Following the Bed-Ins, Lennon and Ono became even more activist-minded, lending their support to the plight of the working class by way of a shipbuilders’ work-in, railing against the Vietnam War, voicing their discontent over the brutal murders of 14 unarmed civil rights protesters in Northern Ireland (memorialized in “Luck of the Irish” and “Sunday Bloody Sunday”), bemoaning the death toll from the uprising at Attica Prison, and holding forth with leading American peace activists of the day such as Jerry Rubin and Abbie Hoffman – all the while, using music as the medium for their message. Released in October 1971, Lennon’s Imagine album would become his musical calling card for world peace.

Writing for Time, Martin Lewis concludes, “Of all Lennon’s legacies, one of the most enduring, and perhaps the most impressive, is who his enemies were. The true measure of his greatness was that in the 1970s he terrified the most powerful man in the world.” While it’s open for debate whether Lennon had more enduring legacies than inspiring terror in government operatives, there is no doubt that for a little while, at least, he became enemy number one in the eyes of the U.S. government. This resulted in a four-year campaign of surveillance and harassment by the U.S. government – spearheaded by J. Edgar Hoover, an attempt by President Richard Nixon to have him “neutralized” and deported, and an FBI file more than 400-pages deep.
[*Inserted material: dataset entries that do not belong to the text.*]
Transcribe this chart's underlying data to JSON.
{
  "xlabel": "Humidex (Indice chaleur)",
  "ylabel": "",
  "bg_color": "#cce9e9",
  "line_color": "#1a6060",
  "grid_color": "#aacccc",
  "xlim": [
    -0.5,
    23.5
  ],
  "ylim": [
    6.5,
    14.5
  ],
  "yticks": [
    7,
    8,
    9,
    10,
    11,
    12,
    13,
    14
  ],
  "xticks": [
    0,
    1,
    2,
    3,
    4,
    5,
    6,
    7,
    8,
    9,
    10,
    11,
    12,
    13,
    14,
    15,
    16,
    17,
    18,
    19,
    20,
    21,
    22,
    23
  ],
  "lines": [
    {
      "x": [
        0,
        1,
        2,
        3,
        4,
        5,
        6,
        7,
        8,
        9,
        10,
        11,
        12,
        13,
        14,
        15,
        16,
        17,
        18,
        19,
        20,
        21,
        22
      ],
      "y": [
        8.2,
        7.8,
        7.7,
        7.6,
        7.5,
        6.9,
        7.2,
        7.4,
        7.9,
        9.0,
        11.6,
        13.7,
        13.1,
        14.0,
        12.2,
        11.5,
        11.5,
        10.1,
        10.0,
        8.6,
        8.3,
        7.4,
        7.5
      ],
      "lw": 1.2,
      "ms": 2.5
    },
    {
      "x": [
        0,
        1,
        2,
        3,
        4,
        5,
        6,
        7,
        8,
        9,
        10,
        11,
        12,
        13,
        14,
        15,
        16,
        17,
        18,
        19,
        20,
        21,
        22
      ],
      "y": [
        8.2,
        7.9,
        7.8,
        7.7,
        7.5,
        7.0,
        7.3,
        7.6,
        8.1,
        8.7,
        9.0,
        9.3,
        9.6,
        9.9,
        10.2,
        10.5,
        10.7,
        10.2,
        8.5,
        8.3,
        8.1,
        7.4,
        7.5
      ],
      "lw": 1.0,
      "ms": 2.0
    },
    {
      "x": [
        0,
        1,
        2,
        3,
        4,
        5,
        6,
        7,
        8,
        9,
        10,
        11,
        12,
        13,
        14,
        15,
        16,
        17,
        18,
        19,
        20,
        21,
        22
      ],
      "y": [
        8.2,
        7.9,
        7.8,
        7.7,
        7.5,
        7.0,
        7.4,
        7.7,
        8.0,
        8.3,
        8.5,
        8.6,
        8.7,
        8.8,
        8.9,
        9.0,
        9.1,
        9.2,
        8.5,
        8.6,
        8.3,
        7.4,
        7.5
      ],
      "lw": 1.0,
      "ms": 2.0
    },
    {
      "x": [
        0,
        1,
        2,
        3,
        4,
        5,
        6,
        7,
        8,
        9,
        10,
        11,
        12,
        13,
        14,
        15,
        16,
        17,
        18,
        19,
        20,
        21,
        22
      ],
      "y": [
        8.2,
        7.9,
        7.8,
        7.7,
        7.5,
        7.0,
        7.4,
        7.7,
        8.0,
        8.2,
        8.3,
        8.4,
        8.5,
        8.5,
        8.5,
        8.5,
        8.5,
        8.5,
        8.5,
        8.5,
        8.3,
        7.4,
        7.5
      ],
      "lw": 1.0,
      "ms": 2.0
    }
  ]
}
Right up until his death on December 8, 1980, at the hands of an assassin, Lennon remained true to the anti-war activism that had shaped much of his life. The same, unfortunately, cannot be said for the nation he came to call home. According to the latest report by the Institute for Economics and Peace, the U.S. spends $2.16 trillion annually on violence containment – that is, anything related to inflicting, preventing or dealing with the consequences of violence. This includes everything from costs associated with national defense and law enforcement to prisons, counterterrorism and border control. That’s a lot of money – roughly one out of every seven dollars spent per year or $7,000 per American taxpayer annually – to not only administer violence, war and killing but deal with the after-effects of them, as well.

Put another way, the amount we spend – 15% of the U.S. economy – to administer and contain violence annually equals the United Kingdom’s entire economic output. That same money, if most of it were channeled into more productive avenues such as education and health care would reduce unemployment by 13%.

One can only imagine what John Lennon would say about a world where more money is spent on feeding the war machine than on feeding the poor.